Adventure Travel: To protect natural resources along the Inca Trail, the Peruvian government charges fees for hiking the trail and instituted limits on the numbers of hikers permitted on the trail. Hikers in peak season (June–August) are advised to make reservations for the Inca Trail well in advance via a travel agency. The Inca Trail is closed for maintenance each year for the month of February. Visitors should always register when entering national parks. Hikers should exercise extreme caution in steep or slippery areas, which are neither fenced nor marked. Several climbers have died or suffered serious injuries after falling while climbing Huayna Picchu, a peak near Machu Picchu. Only very basic medical assistance is available at Machu Picchu.
The historic site of Machu Picchu has a daily visitor limit of 2,500 guests. This limit is strictly enforced. The government of Peru recommends purchasing tickets in advance to avoid possible disappointment if the maximum has been reached for the day of an intended visit. The website of iPeru, Peru’s tourist information and assistance agency, has detailed information on how to obtain tickets. It is possible to reserve and pay online, although the website may be slow to load.
Adventure travelers should be aware that rescue capabilities are limited. Few rescue helicopters are in service, and cell phone service may be unavailable. U.S. citizens who plan to visit mountainous areas in Ancash province should contact the Peruvian National Police's High Mountain Rescue Unit ("USAM") at telephone 51-1-575-4696, 51-1-575-4698, 51-1-575-1555; fax 51-1-575-3036, or e-mail: firstname.lastname@example.org. Some USAM officers read and/or speak English.
Swimmers, surfers, rafters, and boaters should be aware of strong currents in the Pacific Ocean and fast-moving rivers. Seasonal rains can exacerbate the already dangerous conditions in Peru. Those considering white-water rafting should consult local authorities about recent weather and the impact on white-water rafting conditions. Be cautious in relying on those with a commercial interest in gauging conditions. Companies offering white-water rafting in Peru, their guides, and their equipment may not be held to the same standards as similar companies in the United States. Travelers are advised to seek advice from local residents before swimming in jungle lakes or rivers, where large reptiles or other dangerous creatures may live; caimans, resembling alligators, are found in most jungle areas of Peru. All adventure travelers should leave detailed written plans and a timetable with a friend and with local authorities in the region, and they should carry waterproof identification and emergency contact information. Due to cell phone and internet limitations in remote areas, communication with family and friends may not always be possible, and travelers should plan accordingly.
Travelers to all remote areas should check with local authorities about geographic, climatic, and security conditions.
Ayahuasca: Ayahuasca is an Amazonian psychotropic plant, generally brewed as a tea that has traditionally been used for religious, ritual, and medicinal purposes by the indigenous peoples of the region. It is said to elicit intense modifications in thought processes, perception, and emotion.
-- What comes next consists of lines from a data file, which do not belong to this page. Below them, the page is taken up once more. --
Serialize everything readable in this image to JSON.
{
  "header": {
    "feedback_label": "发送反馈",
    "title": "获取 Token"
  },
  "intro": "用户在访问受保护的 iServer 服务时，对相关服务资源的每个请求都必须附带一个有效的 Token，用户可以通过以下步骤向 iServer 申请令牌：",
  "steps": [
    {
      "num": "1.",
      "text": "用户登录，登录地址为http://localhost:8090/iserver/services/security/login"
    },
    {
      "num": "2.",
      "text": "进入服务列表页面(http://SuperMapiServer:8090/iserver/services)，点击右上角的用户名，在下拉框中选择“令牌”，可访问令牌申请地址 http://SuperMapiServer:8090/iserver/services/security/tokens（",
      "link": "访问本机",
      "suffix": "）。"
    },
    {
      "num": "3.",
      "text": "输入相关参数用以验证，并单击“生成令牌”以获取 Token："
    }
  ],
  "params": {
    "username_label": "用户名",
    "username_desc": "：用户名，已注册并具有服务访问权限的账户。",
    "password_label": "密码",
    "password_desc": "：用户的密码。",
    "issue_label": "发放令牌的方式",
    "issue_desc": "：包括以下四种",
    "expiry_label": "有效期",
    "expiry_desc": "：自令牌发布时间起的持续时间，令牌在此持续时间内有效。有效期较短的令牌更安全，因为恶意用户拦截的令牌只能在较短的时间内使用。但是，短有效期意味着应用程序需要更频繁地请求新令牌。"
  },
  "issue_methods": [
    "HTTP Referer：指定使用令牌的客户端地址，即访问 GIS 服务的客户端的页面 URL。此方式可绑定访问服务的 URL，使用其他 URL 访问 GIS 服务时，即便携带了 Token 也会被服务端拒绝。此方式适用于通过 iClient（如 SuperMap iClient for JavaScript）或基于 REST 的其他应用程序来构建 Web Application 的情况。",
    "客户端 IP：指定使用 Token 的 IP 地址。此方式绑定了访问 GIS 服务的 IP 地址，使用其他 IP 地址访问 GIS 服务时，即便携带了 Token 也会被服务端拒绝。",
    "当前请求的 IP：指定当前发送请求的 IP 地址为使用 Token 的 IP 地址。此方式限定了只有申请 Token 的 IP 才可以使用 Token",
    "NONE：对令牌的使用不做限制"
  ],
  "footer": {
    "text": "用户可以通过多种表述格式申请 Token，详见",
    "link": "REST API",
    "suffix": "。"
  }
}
The psychoactive ingredient is Dimethyltryptamine(DMT), a drug classified as Schedule I in the United States under the Controlled Substances Act of 1970.According to the Drug Enforcement Administration, “substances in this schedule have no currently accepted medical use in the United States, a lack of accepted safety for use under medical supervision, and a high potential for abuse.”
Ayahuasca tourism, in which shamans “guide” visitors through psychedelic rituals, is a burgeoning industry in the jungle regions of Ecuador and Peru. There is no way to thoroughly vet ayahuasca tourism operators, and if you choose to participate, please be aware of the potential risks involved. Some participants have reported adverse experiences during the rituals, including being seriously assaulted and robbed. Victims report a range of scenarios, from being alert but unable to maintain control of their surroundings, to total amnesia. In 2012, a U.S. citizen died in Peru while under the influence of the drug.
Disaster Preparedness: Peru is an earthquake-prone country. U.S. citizens in areas affected by earthquakes can expect to experience temporary difficulty communicating with family and friends in the United States and in securing prompt onward overland transportation out of the affected areas.